“We Little Sisters of the Poor are a group of women who make religious vows to God. We dedicate ourselves to serving the elderly poor regardless of race or religion, offering them a home where they are welcomed as Christ, cared for as family and accompanied with dignity until God calls them to Himself. We have done this for more than 175 years.
But now we find ourselves in a situation where the government is requiring us to include services in our religious health care plan that violate some of our deepest held religious beliefs as Little Sisters.
We don’t understand why the government is doing this when there is an easy solution that doesn’t involve us—it can provide these services on the exchanges. It’s also hard to understand why the government is doing this when 1/3 of all Americans aren’t even covered by this mandate, and large corporations like Exxon, Visa, and Pepsi are fully exempt, yet the government threatens us with fines of 70 million dollars per year if we don’t comply.
It is a privilege for us to care for the most vulnerable members of our society; serving them, comforting them, being a loving and healing presence in their lives; just being a ‘Little Sister to them’ is our joy. All we ask, is that we can continue to do this work.”
Depending on your news source, Monday’s unanimous Supreme Court decision to send the case of the Little Sisters of the Poor in Zubik v. Burwell back to the lower courts for reconsideration was either a solid win for the religious order or at least cause for some cautious hope as the case proceeds. The sisters will likely accept either analysis, as the most immediate benefit of the Court’s opinion is the finding “the government may not impose taxes or penalties on petitioners for failure to provide the relevant notice,” ending the threat of the multi-million dollar penalty for not complying with the provisions of the ACA the sisters held violated their mission and faith-informed convictions. A less immediate benefit, but as consequential, may be the unusual path the Court took to resolve the question before it issued guidance to the parties for resolving future questions in the matter.
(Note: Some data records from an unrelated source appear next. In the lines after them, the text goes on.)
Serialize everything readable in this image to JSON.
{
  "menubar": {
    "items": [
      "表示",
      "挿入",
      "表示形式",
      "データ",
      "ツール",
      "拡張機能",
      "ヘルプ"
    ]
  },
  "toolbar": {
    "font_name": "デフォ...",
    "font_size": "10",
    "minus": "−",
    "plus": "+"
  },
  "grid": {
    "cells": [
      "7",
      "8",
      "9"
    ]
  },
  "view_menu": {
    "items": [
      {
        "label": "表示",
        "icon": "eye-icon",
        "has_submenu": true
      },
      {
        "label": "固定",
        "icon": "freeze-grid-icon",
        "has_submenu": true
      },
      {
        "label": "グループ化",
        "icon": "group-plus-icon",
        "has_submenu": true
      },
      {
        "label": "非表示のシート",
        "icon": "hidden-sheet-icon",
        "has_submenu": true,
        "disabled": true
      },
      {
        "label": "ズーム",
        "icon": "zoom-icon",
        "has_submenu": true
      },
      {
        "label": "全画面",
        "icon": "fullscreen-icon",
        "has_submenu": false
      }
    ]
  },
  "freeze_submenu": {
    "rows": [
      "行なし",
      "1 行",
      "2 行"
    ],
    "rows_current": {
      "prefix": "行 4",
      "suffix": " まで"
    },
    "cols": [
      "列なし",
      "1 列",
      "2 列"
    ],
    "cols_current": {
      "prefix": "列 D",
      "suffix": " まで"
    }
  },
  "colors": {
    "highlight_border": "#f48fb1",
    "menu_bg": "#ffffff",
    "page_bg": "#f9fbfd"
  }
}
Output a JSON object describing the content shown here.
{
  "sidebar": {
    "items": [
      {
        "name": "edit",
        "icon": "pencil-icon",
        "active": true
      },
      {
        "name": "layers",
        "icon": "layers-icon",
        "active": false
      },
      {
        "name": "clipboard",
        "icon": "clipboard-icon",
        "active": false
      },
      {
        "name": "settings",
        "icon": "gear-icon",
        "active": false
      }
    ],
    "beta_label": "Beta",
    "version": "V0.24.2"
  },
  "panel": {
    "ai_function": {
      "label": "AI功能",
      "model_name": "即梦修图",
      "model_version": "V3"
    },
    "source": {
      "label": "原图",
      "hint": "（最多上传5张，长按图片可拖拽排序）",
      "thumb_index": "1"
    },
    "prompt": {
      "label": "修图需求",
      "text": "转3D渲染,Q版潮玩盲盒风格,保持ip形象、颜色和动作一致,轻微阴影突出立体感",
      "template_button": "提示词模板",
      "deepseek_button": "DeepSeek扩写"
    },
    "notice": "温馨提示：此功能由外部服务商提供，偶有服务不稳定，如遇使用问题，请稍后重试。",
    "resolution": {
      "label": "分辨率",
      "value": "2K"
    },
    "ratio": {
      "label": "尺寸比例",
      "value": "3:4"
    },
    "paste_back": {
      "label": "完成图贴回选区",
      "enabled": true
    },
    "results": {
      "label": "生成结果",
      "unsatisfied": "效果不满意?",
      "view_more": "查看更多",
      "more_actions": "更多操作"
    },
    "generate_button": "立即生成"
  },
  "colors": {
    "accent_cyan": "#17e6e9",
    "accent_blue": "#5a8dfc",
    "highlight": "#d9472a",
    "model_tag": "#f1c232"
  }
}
As background, the parties presented their case to the Supreme Court on March 23. At issue was whether the ACA could reasonably provide coverage for contraception and abortifacients for employees without engaging their non-profit employer in conforming their private insurance plans to include them. The government held there was no reasonable alternative, while the Little Sisters responded that not only was a reasonable alternative available, the government violated their religious liberty rights by enforcing an unreasonable mandate against them.
In response, the Court took the highly unusual step of sending the parties back to the table to seek a better solution. After weeks of deliberation, the government acknowledged there was a way to accomplish its goal without the requirements of its current mandate, and the Little Sisters agreed to a compromise proposal. In the Monday decision, the Court not only sent the case back to the lower courts for reconsideration, it also vacated, or erased, the previous lower court decisions as they had not considered the now-proposed solution in their previous deliberation. As a result, the Court avoided the need to directly address issues of RFRA while at the same time increasing the probability the government will seek solutions not accomplished at the expense of an individual’s faith-informed convictions.
Advocates for religious liberty consider the ruling a step toward protecting the right of individuals and associations to act on their religious beliefs without threat of government action designed to compel them to act against them.